Based on user reviews, the 'lower priced' analog meters seem easy to use and sufficient for the average photographer. However, for costing over $100 they are somewhat cheaply made and won't tolerate being dropped. The digital meters are all priced above $200 with most being in the $300 to $500 range. They come with a multitude of options and modes and tend to get good reviews; but for the average film enthusiast this seems a bit overkill. There are also a range of smart phone accessories available, some of which get five star reviews and others still in beta mode come with tons of bugs. For the conspiracy theory nuts out there, the Illuminati light meter connects to a smart phone via blue tooth and is used in conjunction with an on-phone app; use caution though as its reviews were less than glowing. As a hobbyist on a budget, even the $125 meter is out of the question for me. By using the previously mentioned resources already in hand, I can put the money saved on foregoing a light meter towards a Rolleiflex, or Hasselblad glass!
Other Techniques to make the transition from meter to meterless easier:
Practice with a cheaper 35mm camera that has a working light meter, or a digital camera in manual mode.
My $100 Nikon Fe2 came used with a working light meter. Now that I have a Hasselblad, the Nikon spends most of its time on the shelf. However, I should note that six months of shooting with the Nikon's light meter, got me so used to setting the camera manually that I easily made the transition to the light meter-less Hasselblad with great success. I use manual mode on my digital Nikon D810 about 50% of the time, but with the crutch of instantly viewable results and the ability to quickly switch to aperture or shutter priority when in doubt, I never became completely confident with metering on my own until switching back to film. When you are forced to use manual mode, think carefully about each shot, and wait for the results, it is surprising how quickly your brain will adapt to understanding what settings will achieve optimum exposure.
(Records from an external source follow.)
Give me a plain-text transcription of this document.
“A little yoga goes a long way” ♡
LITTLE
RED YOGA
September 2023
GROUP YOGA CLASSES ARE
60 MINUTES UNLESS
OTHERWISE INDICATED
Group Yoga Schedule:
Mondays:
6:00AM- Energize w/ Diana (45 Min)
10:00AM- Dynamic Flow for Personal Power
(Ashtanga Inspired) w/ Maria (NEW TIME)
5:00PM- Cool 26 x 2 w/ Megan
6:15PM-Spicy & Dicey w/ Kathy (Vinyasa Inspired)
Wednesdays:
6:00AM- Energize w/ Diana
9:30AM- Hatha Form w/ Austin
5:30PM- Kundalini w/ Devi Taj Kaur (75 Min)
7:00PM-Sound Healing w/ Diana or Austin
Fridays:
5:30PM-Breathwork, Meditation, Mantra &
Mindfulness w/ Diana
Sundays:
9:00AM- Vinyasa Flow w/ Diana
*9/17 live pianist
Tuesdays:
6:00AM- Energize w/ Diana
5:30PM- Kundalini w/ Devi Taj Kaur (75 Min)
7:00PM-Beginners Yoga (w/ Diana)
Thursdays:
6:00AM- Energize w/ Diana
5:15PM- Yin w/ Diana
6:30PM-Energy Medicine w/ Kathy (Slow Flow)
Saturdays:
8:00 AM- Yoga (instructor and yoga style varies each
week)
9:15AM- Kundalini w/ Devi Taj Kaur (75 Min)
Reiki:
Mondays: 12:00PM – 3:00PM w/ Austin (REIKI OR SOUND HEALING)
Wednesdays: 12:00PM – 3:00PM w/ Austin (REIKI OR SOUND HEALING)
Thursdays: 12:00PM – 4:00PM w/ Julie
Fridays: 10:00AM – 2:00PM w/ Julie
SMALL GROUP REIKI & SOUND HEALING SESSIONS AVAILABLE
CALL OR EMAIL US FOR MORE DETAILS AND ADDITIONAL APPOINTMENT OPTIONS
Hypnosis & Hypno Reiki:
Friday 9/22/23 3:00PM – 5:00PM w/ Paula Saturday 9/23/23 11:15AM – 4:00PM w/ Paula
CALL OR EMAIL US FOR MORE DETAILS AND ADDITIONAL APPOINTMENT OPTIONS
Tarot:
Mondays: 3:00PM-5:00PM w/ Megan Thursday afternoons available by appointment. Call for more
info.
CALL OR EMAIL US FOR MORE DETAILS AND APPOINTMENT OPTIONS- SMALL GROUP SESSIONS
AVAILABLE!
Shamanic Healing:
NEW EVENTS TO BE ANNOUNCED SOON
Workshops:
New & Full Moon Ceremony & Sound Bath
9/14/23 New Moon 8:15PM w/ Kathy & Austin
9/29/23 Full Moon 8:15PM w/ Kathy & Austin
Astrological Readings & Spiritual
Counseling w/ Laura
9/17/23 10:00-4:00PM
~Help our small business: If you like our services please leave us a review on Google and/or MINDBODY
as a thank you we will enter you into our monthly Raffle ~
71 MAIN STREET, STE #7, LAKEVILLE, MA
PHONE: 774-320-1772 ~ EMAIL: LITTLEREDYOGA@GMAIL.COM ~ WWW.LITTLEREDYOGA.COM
I rarely bracket when shooting film, especially medium format where each shot brings me closer and closer to a dreaded reload break. However, when its a once and a lifetime shot in a once in a lifetime location, bracketing is a great way to ensure that you get at least one usable photo. With my digital scanning process and the forgiving nature of black and white film, I feel like I can adjust at least one stop light or dark and still get an incredible photo; therefore, I usually bracket 2 or 1.5 stops on either side of what I estimate to be the correct exposure. That way, if I've forgotten which ISO film is in the camera or any other error that may cause me to end up missing the exposure by 3 stops, I know I can still pull or push one of the 2 stop bracketed shots during digital post processing.
Take a class.
I grew up shooting film and even took a semester of photography in college 20 years ago. However, when I seriously returned to film photography, I invested in taking some basic workshops and classes. Even if you think you know all you need to know about film photography or watch hours upon hours of YouTube videos, never underestimate the value of an in person class. As a digital photographer you may have lost some of the most basic skills needed as a film photographer. Today's technology with automatic modes, computational HDR, image stabilization etc. has turned me into a lazy photographer that relies far too much on the equipment and less and less on my knowledge and skill; hence, continuing photo education gets my head back in the game and seems to enrich the whole photo experience.